Lord Justice Sullivan leaned forward, his face pinched, his mouth drawn tight. “Is there some purpose to this, Sir Oliver? I trust it has not slipped your mind which party you represent in this case?” There was a note of warning in his voice, and his eyes were suddenly flat and hard.
“No, my lord,” Rathbone said respectfully. “I wish to find the truth. It is far too grave and too terrible a matter to settle for anything less, in the interests of humanity.”
Sullivan grunted, and for a moment Rathbone was afraid he had taken his play too far. He glanced sideways at the jury and knew he was right. Relief washed over him with physical warmth. Then he remembered Phillips shivering in Newgate and his horror of dripping water, and his satisfaction vanished. He turned again to Orme. “You and Mr. Durban worked all your duty hours, and many beyond?”
“Yes, sir.” Orme knew not to answer more than he was asked.
“Was this same passionate dedication also true of Mr. Monk?” He had to ask; it was the plan.
“Yes, sir.” There was no hesitation in Orme; if anything, he was more positive.
“I see. It is not surprising, and much to be respected.”
Tremayne was fidgeting in his seat, growing restive at what seemed to be a purposeless reaffirmation of what he himself had just established. He suspected Rathbone of something, but he could not deduce what, and it troubled him.
The jury was merely puzzled.
Rathbone knew he must make his point now. One by one he touched on the evidence that first Durban and then Monk had pursued, asking Orme for the facts that specifically connected the abuse of the boys to Phillips's boat. Never once did he suggest that it had not happened, only that the horror of the facts had obscured the lack of defining links to Phillips.

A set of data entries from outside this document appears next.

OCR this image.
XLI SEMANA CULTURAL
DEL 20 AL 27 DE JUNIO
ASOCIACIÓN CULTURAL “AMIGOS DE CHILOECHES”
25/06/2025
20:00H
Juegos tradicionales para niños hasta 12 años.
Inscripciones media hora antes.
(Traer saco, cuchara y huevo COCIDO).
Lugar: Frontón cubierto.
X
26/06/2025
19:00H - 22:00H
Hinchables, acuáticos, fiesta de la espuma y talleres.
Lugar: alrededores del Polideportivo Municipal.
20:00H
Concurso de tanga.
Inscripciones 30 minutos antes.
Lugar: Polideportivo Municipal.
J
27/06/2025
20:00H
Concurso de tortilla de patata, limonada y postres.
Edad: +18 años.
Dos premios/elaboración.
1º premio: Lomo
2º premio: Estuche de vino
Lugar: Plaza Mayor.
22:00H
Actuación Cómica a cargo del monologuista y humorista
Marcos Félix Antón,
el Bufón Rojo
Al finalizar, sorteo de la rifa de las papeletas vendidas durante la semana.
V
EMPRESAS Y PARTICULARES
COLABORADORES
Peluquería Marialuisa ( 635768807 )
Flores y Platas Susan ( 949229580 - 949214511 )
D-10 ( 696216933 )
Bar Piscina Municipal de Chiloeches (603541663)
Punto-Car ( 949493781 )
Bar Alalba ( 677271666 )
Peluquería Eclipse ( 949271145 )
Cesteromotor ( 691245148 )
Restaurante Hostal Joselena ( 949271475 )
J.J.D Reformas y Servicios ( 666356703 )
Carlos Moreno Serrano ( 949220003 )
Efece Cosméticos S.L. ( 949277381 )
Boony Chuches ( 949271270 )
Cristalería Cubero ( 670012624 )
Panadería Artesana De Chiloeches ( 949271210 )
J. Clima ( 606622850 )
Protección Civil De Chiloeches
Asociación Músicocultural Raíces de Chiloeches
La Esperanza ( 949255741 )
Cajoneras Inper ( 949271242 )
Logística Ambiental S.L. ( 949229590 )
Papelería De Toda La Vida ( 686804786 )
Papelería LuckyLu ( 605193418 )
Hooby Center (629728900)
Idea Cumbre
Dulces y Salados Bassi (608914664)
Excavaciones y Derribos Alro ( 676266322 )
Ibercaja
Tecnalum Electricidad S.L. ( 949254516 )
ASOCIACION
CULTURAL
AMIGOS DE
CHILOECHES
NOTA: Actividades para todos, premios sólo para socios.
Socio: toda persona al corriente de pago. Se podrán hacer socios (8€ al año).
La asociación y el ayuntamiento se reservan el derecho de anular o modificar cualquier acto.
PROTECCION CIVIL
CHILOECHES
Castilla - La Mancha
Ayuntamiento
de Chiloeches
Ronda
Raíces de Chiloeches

The boat existed. Boys from the age of five or six up to about thirteen unquestionably lived on it. There were floating brothels for the use of men with any kind of taste in sexual pleasures, either to participate, or merely to watch. There were pornographic photographs for sale in the dark alleys and byways of the river. What unquestionable proof had Durban, Monk, or Orme himself found that the boys so abused were the ones to whom Phillips gave a home?